Amusement parks in California’s Southland reopened on Saturday (6) after the second of two powerful earthquakes in two days forced a temporary suspension of rides on Friday (5), and according to one social media report led to the evacuation of a cinema.
Friday’s quake measured 7.1 on the Richter Scale and occurred near the Mojave Desert town of Ridgecrest some 125 miles north-east of Los Angeles, triggering some 600 aftershocks and rocking high-rise buildings in downtown Los Angeles. It was felt in Nevada and parts of Mexico.

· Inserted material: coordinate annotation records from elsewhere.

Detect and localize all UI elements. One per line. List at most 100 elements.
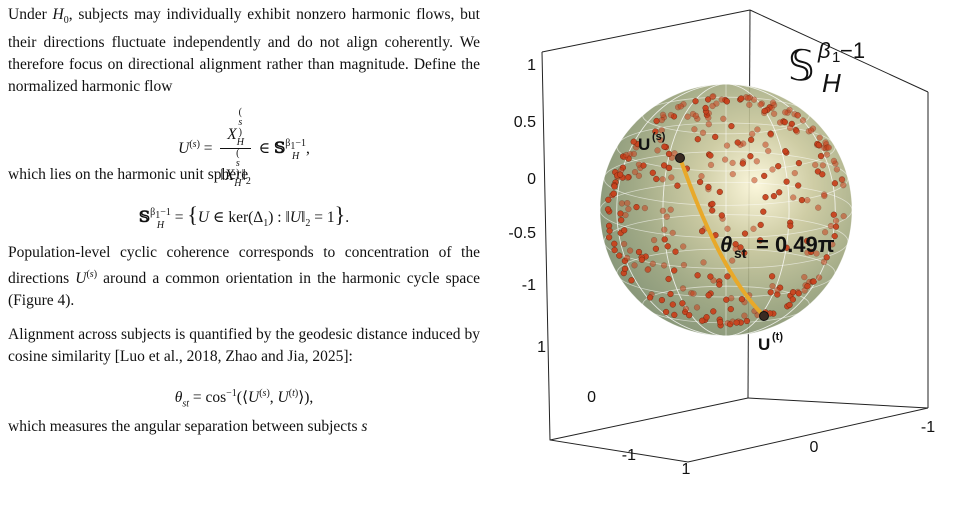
svg-text:(s): (s) bbox=[652, 131, 666, 143]
sample-point bbox=[661, 162, 668, 169]
sample-point bbox=[635, 161, 643, 168]
sample-point bbox=[667, 111, 675, 119]
sample-point bbox=[705, 292, 712, 299]
sample-point bbox=[697, 178, 704, 186]
sample-point bbox=[831, 233, 838, 240]
sample-point bbox=[699, 129, 707, 136]
sample-point bbox=[672, 248, 679, 255]
sample-point bbox=[839, 176, 846, 183]
sample-point bbox=[821, 192, 828, 200]
sample-point bbox=[733, 319, 740, 326]
point-u-s-marker bbox=[675, 153, 685, 163]
sample-point bbox=[624, 200, 631, 207]
sample-point bbox=[827, 222, 835, 230]
sample-point bbox=[741, 249, 748, 257]
sample-point bbox=[680, 261, 688, 269]
sample-point bbox=[671, 267, 678, 274]
y-axis-ticks: 1 0 -1 bbox=[537, 339, 636, 464]
sample-point bbox=[769, 166, 776, 173]
sphere-grid bbox=[599, 83, 853, 337]
sample-point bbox=[611, 183, 618, 190]
sample-point bbox=[641, 205, 649, 212]
sample-point bbox=[810, 278, 817, 285]
sample-point bbox=[659, 176, 666, 183]
sample-point bbox=[830, 157, 838, 165]
sample-point bbox=[734, 139, 741, 146]
z-tick-neg0.5: -0.5 bbox=[508, 225, 536, 242]
sample-point bbox=[605, 234, 613, 241]
sample-point bbox=[799, 117, 807, 124]
sample-point bbox=[718, 212, 725, 219]
sample-point bbox=[822, 229, 829, 236]
sample-point bbox=[611, 247, 618, 254]
sample-point bbox=[659, 207, 667, 214]
z-tick-neg1: -1 bbox=[522, 277, 536, 294]
sample-point bbox=[710, 308, 717, 315]
sample-point bbox=[787, 222, 794, 230]
sample-point bbox=[783, 244, 790, 251]
sample-point bbox=[674, 182, 681, 189]
sample-point bbox=[774, 287, 781, 294]
sample-point bbox=[647, 294, 654, 301]
sample-point bbox=[795, 182, 802, 189]
sample-point bbox=[727, 306, 734, 313]
sample-point bbox=[680, 243, 687, 250]
sample-point bbox=[783, 178, 790, 185]
sample-point bbox=[716, 188, 723, 196]
sample-point bbox=[812, 161, 819, 169]
sample-point bbox=[757, 101, 764, 108]
sample-point bbox=[638, 256, 646, 263]
sample-point bbox=[749, 130, 756, 138]
sample-point bbox=[769, 283, 776, 290]
sample-point bbox=[757, 237, 764, 244]
sample-point bbox=[709, 207, 716, 214]
sample-point bbox=[605, 196, 612, 203]
sample-point bbox=[753, 158, 760, 165]
sample-point bbox=[840, 182, 847, 189]
text-column: Under H0, subjects may individually exhi… bbox=[8, 0, 480, 438]
sample-point bbox=[618, 217, 625, 224]
sample-point bbox=[816, 134, 823, 141]
svg-text:U: U bbox=[638, 135, 650, 154]
sample-point bbox=[709, 93, 716, 100]
sample-point bbox=[649, 169, 656, 176]
sample-point bbox=[694, 272, 701, 279]
equation-geodesic: θst = cos−1(⟨U(s), U(t)⟩), bbox=[174, 388, 314, 410]
angle-label: θ st = 0.49π bbox=[720, 232, 835, 261]
sample-point bbox=[627, 247, 634, 254]
y-tick-neg1: -1 bbox=[622, 447, 636, 464]
sample-point bbox=[677, 103, 684, 110]
sample-point bbox=[762, 194, 769, 201]
sample-point bbox=[804, 283, 811, 290]
sample-point bbox=[767, 289, 774, 296]
sample-point bbox=[658, 297, 666, 304]
point-u-s-label: U (s) bbox=[638, 131, 666, 154]
svg-text:−1: −1 bbox=[840, 38, 865, 63]
sample-point bbox=[653, 175, 660, 183]
sample-point bbox=[702, 104, 709, 112]
sample-point bbox=[658, 116, 665, 124]
sample-point bbox=[795, 290, 802, 297]
sample-point bbox=[724, 225, 731, 232]
sample-point bbox=[669, 229, 676, 237]
sample-point bbox=[816, 274, 823, 281]
sample-point bbox=[611, 240, 618, 247]
sample-point bbox=[717, 319, 724, 326]
sample-point bbox=[671, 311, 678, 319]
sample-point bbox=[830, 211, 837, 218]
sample-point bbox=[738, 95, 745, 102]
sample-point bbox=[723, 98, 731, 105]
sample-point bbox=[782, 109, 789, 116]
sample-point bbox=[661, 226, 668, 233]
paragraph-null-hypothesis: Under H0, subjects may individually exhi… bbox=[8, 6, 480, 96]
sample-point bbox=[705, 114, 712, 121]
sample-point bbox=[698, 173, 705, 180]
sample-point bbox=[767, 131, 775, 138]
sample-point bbox=[789, 296, 796, 303]
sample-point bbox=[769, 273, 776, 280]
sample-point bbox=[743, 317, 751, 325]
sample-point bbox=[699, 317, 706, 324]
sample-point bbox=[770, 193, 778, 200]
sample-point bbox=[760, 208, 767, 215]
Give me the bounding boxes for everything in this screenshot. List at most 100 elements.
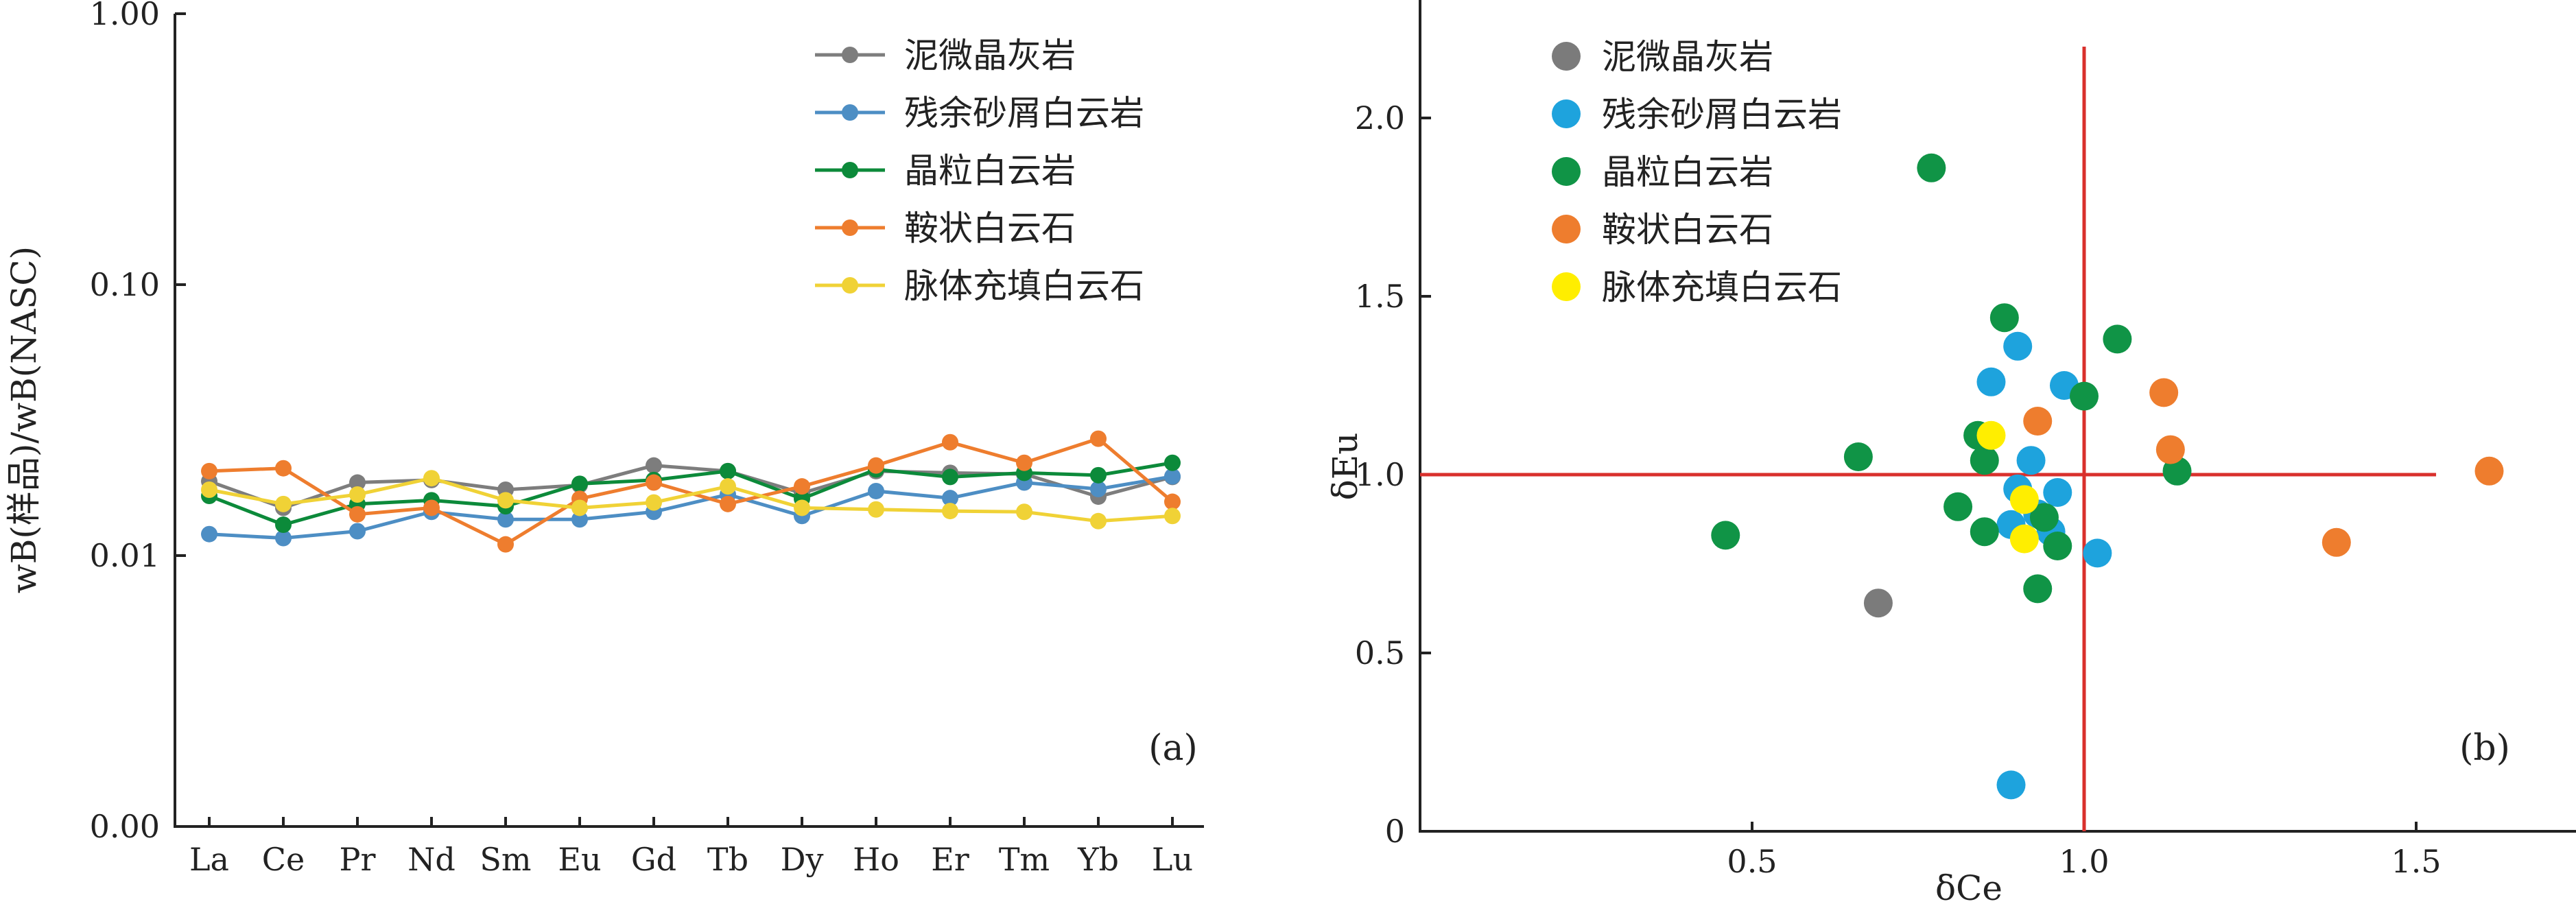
- a-data-point: [1016, 503, 1032, 521]
- a-y-tick-label: 0.01: [90, 537, 160, 574]
- a-x-tick-label: Gd: [631, 841, 676, 878]
- b-data-point: [2009, 524, 2039, 554]
- a-y-tick-label: 1.00: [90, 0, 160, 32]
- b-data-point: [2149, 378, 2179, 407]
- a-data-point: [571, 499, 588, 516]
- a-legend-marker: [842, 162, 858, 178]
- a-data-point: [497, 492, 514, 509]
- a-data-point: [497, 536, 514, 553]
- a-data-point: [794, 499, 810, 516]
- b-legend-marker: [1552, 99, 1581, 128]
- a-data-point: [349, 486, 366, 503]
- b-legend-marker: [1552, 215, 1581, 243]
- a-data-point: [720, 478, 736, 495]
- a-data-point: [571, 475, 588, 492]
- a-ticks: 1.00 0.10 0.01 0.00 La Ce Pr Nd Sm Eu Gd Tb Dy Ho Er Tm…: [90, 0, 1194, 878]
- a-data-point: [646, 457, 662, 474]
- a-legend-label: 晶粒白云岩: [904, 151, 1076, 191]
- b-y-tick-label: 0.5: [1355, 634, 1405, 671]
- b-x-tick-label: 1.5: [2391, 843, 2441, 880]
- a-data-point: [201, 481, 217, 498]
- b-data-point: [2003, 331, 2033, 361]
- a-axes: [174, 14, 1204, 828]
- a-data-point: [1164, 468, 1181, 485]
- a-x-tick-label: Ho: [853, 841, 899, 878]
- a-x-tick-label: Tb: [707, 841, 748, 878]
- b-y-tick-label: 1.5: [1355, 278, 1405, 315]
- b-data-point: [1976, 367, 2006, 396]
- a-data-point: [868, 501, 884, 518]
- a-series-line: [209, 475, 1173, 540]
- b-legend-label: 晶粒白云岩: [1602, 152, 1773, 192]
- a-data-point: [868, 482, 884, 499]
- a-series-line: [209, 461, 1173, 527]
- b-legend-label: 脉体充填白云石: [1602, 267, 1842, 307]
- a-data-point: [720, 462, 736, 479]
- a-data-point: [720, 495, 736, 512]
- b-legend-label: 泥微晶灰岩: [1602, 37, 1773, 77]
- a-data-point: [275, 460, 292, 477]
- a-series: [201, 430, 1181, 553]
- a-x-tick-label: Yb: [1077, 841, 1119, 878]
- a-data-point: [423, 470, 440, 487]
- a-data-point: [1090, 466, 1107, 484]
- b-data-point: [2070, 381, 2099, 411]
- a-data-point: [275, 516, 292, 533]
- b-data-point: [2083, 538, 2112, 568]
- a-data-point: [349, 523, 366, 540]
- b-data-point: [1843, 442, 1873, 471]
- a-legend-marker: [842, 47, 858, 63]
- a-data-point: [1164, 454, 1181, 471]
- a-x-tick-label: Lu: [1152, 841, 1193, 878]
- a-data-point: [1090, 481, 1107, 498]
- b-legend-marker: [1552, 272, 1581, 301]
- a-data-point: [942, 468, 958, 486]
- b-data-point: [1996, 770, 2026, 800]
- a-data-point: [1090, 512, 1107, 530]
- a-y-tick-label: 0.00: [90, 808, 160, 845]
- b-legend-marker: [1552, 42, 1581, 71]
- a-legend-label: 残余砂屑白云岩: [904, 93, 1144, 133]
- b-legend-marker: [1552, 157, 1581, 186]
- b-data-point: [1711, 521, 1740, 550]
- b-data-point: [1943, 492, 1973, 521]
- b-ticks: 0.5 1.0 1.5 0 0.5 1.0 1.5 2.0: [1355, 99, 2442, 880]
- a-data-point: [1090, 430, 1107, 447]
- b-x-tick-label: 0.5: [1727, 843, 1777, 880]
- b-legend-label: 鞍状白云石: [1602, 210, 1773, 250]
- b-y-axis-label: δEu: [1325, 433, 1365, 501]
- a-x-tick-label: Pr: [340, 841, 376, 878]
- b-data-point: [2009, 485, 2039, 514]
- a-data-point: [1164, 508, 1181, 525]
- a-x-tick-label: La: [189, 841, 229, 878]
- a-legend-label: 脉体充填白云石: [904, 266, 1144, 306]
- b-reference-lines: [1420, 47, 2437, 831]
- a-data-point: [942, 490, 958, 507]
- a-data-point: [349, 474, 366, 491]
- a-data-point: [201, 525, 217, 543]
- a-legend-marker: [842, 277, 858, 294]
- b-x-axis-label: δCe: [1935, 868, 2002, 904]
- b-axes: [1419, 0, 2576, 833]
- b-data-point: [2321, 527, 2351, 557]
- a-x-tick-label: Nd: [407, 841, 456, 878]
- b-data-point: [2023, 407, 2053, 436]
- a-x-tick-label: Er: [931, 841, 969, 878]
- b-y-tick-label: 1.0: [1355, 456, 1405, 493]
- a-x-tick-label: Dy: [781, 841, 824, 878]
- a-y-tick-label: 0.10: [90, 266, 160, 303]
- a-legend-marker: [842, 219, 858, 236]
- chart-b: 0.5 1.0 1.5 0 0.5 1.0 1.5 2.0 δCe δEu (b) 泥微晶灰岩…: [1325, 0, 2576, 904]
- a-data-point: [646, 474, 662, 491]
- a-data-point: [794, 478, 810, 495]
- b-data-point: [1970, 446, 1999, 475]
- a-data-point: [868, 457, 884, 474]
- b-data-point: [2043, 532, 2072, 560]
- a-legend-marker: [842, 104, 858, 121]
- b-data-point: [2043, 478, 2072, 507]
- a-data-point: [571, 511, 588, 528]
- a-x-tick-label: Eu: [558, 841, 601, 878]
- b-legend-label: 残余砂屑白云岩: [1602, 95, 1842, 134]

The event caused structural damage and fires, although there were no reports of death or serious injury. At time of writing neither FilmLA nor the California Film Commission had returned calls to say whether ongoing or scheduled shoots in the Southland had been affected.
Both Disneyland and Six Flags Magic Mountain amusement parks evacuated rides on Friday. Six Flags tweeted on Friday, “The safety of our guests and employees is our top priority and as a precautionary measure, we are conducting an extensive visual, structural, and operational safety checks on all of the rides before re-opening.” By Saturday both parks had resumed service.
A US news anchor, Lester Holt, took to social media to describe being evacuated from a Santa Monica cinema on Friday evening. Customers were led outside via a stairwell.
The quake shook Dodger Stadium during a baseball game, and caused a temporary suspension and delays on the Metrolink rail service while staff carried out track inspections. Authorities at LAX airport reported no damage.
Friday’s event came after a 6.4 quake struck in the same area on Thursday as Americans celebrated the July Fourth holiday. The 7.1 quake is the largest in the region in two decades after a non-fatal event of the same magnitude occurred in Hector Mines in the high desert.
The devastating 1994 Northridge earthquake some 21 miles outside of Los Angeles resulted in 61 deaths and according to the Los Angeles Times $15bn in damage. It registered 6.4 – lower in magnitude than Friday’s Ridgecrest quake, but more destructive because the epicentre was closer to an area of higher population density.